Strangely enough, one finds here echoes of Edmund Burke: We are defined by the inherited, unchosen ties that bind us to particular families and communities. More than a third of the statements mention parents, family members, and even ancestors. Burke, of course, celebrates these ties, whereas the Left wants to overcome them—but not without first affirming their primacy. Herein lies the great paradox of contemporary progressivism: It both affirms and denies man’s unbounded freedom to define himself.

On the one hand, man is the undetermined being, radically free to be whatever he wants to be. Neither God, nor nature, nor tradition, nor the duties he may have previously contracted should limit man’s endless capacity to reinvent himself, at any point in his life. The state is bound to affirm our choices, subsidize them (as much as possible), insulate us from their unpleasant consequences, and, increasingly, silence those who might criticize them.
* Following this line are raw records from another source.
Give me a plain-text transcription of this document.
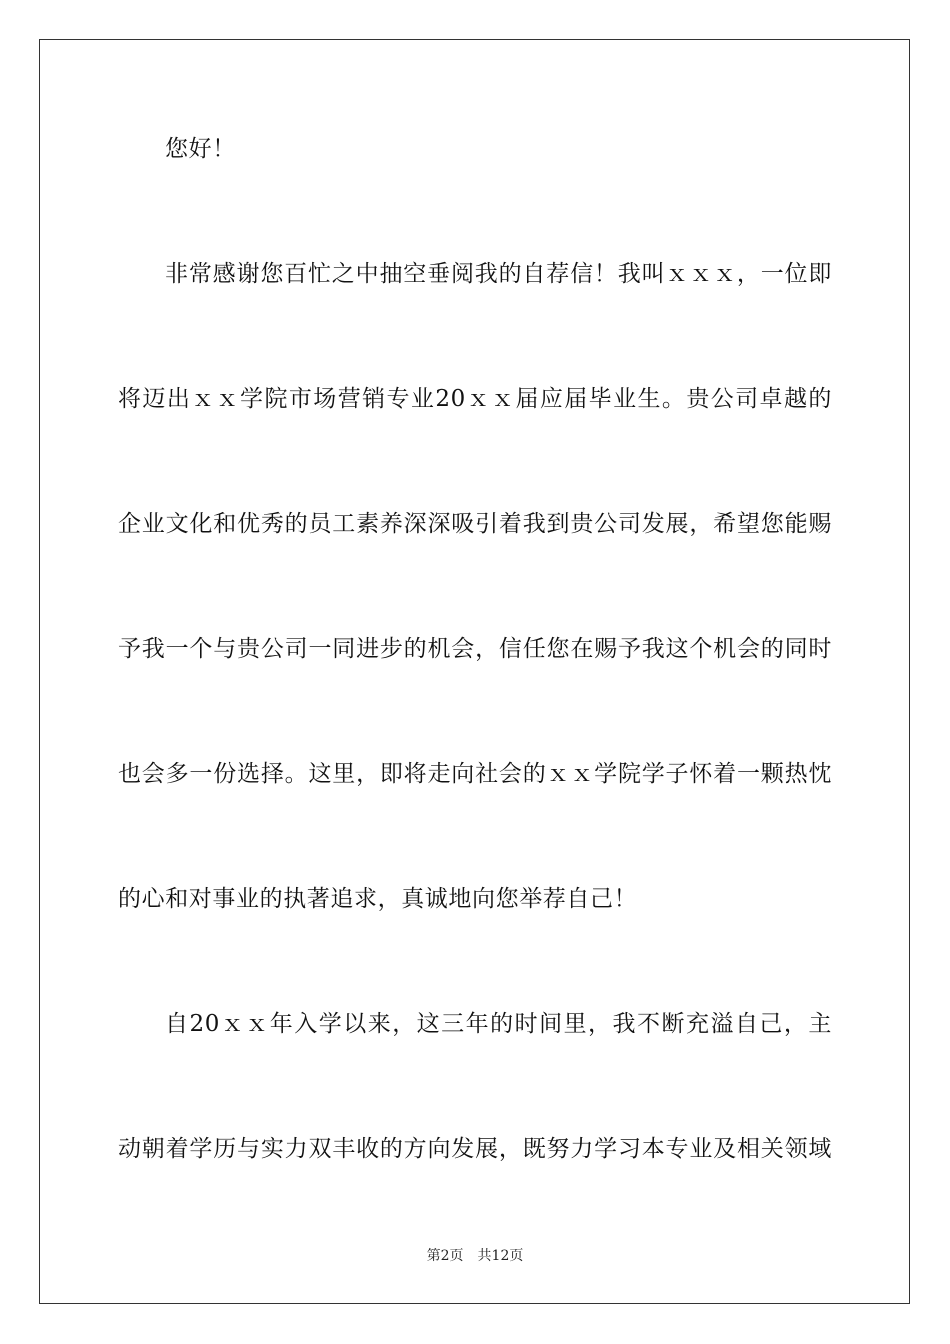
您好！
非常感谢您百忙之中抽空垂阅我的自荐信！我叫ｘｘｘ，一位即
将迈出ｘｘ学院市场营销专业20ｘｘ届应届毕业生。贵公司卓越的
企业文化和优秀的员工素养深深吸引着我到贵公司发展，希望您能赐
予我一个与贵公司一同进步的机会，信任您在赐予我这个机会的同时
也会多一份选择。这里，即将走向社会的ｘｘ学院学子怀着一颗热忱
的心和对事业的执著追求，真诚地向您举荐自己！
自20ｘｘ年入学以来，这三年的时间里，我不断充溢自己，主
动朝着学历与实力双丰收的方向发展，既努力学习本专业及相关领域
第2页 共12页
Alongside this promethean progressivism, which grows ever more voracious—how long until we can choose our race?—there exists a streak of determinist progressivism. For all the freedoms we have in principle, the Left reminds us, we are all born into families that shape our capacities to act on them in practice. In the great race of life, they say, everything hinges on our parents. And we don’t choose our parents.

According to this strand of progressive thought, we also don’t choose our identity. With apologies to Simone de Beauvoir, one is born a woman. Or a homosexual. Or a Latino. Or a member of whatever-oppressed-group. Individuals, in this view, are deeply imbedded into particular “communities” to which they owe loyalty and which stamp upon them an indelible identity.

The contradictions between these two ways of looking at the world, promethean and determinist, are obvious. Either we are autonomous individuals who transcend the accidents of birth or we are members of whatever identity groups we happened to be born into.

Depending on the circumstances, the Left will either deny or affirm the primacy of nature. The feminists tell us that gender is entirely a social construct with no basis in sex, while the LGBTQ activists tell us that gender identity is grounded in nature. Caitlyn Jenner is celebrated, but Rachel Dolezal is excoriated. The very same Anthony Kennedy who affirms “the right to define one’s own concept of existence, of meaning, of the universe, and of the mystery of human life,” also thinks that sexual orientation is part of “immutable nature.”

One day, it seems, the contradictions between these two strands of progressive thought—autonomy and identity politics—will disappear. One suspects that in the Left’s ideal world, when social justice finally reigns, all identities will be fluid and up for grabs. “The future will widen endlessly,” writes Richard Rorty. “Individual life will become unthinkably diverse.”

Individual autonomy remains the end goal of modern progressivism. Eventually, all individuals—especially members of currently marginalized and disadvantaged groups—will be equally capable of expressing their individuality. If this dream is to become a reality, we will have to control for the effects of the unjust birth lottery and remove every last vestige of discrimination (in both cases, by leveraging the formidable might of the modern administrative-welfare state).

The first step is to become aware of the manifold structures of discrimination and unearned privilege. Hence this silly exercise and others like it at universities across the country. And hence the continued limits imposed by the Left on the ability to choose one’s identity.

For the time being, the fight for social justice requires strong group identity and keeping pressure on the dominant, oppressive groups to check their privilege. Permitting them to change their identity at will or allowing members of certain groups to define their identity differently, might undermine this entire mad project and vindicate the great truth which the Left is so intent on denying: Man’s freedom not only is limited, but requires limits. Were man ever fully to shed what is unchosen and create himself, he would cease to be human.

David Azerrad is the Director of the B. Kenneth Simon Center for Principles and Politics and the AWC Family Foundation Fellow at the Heritage Foundation.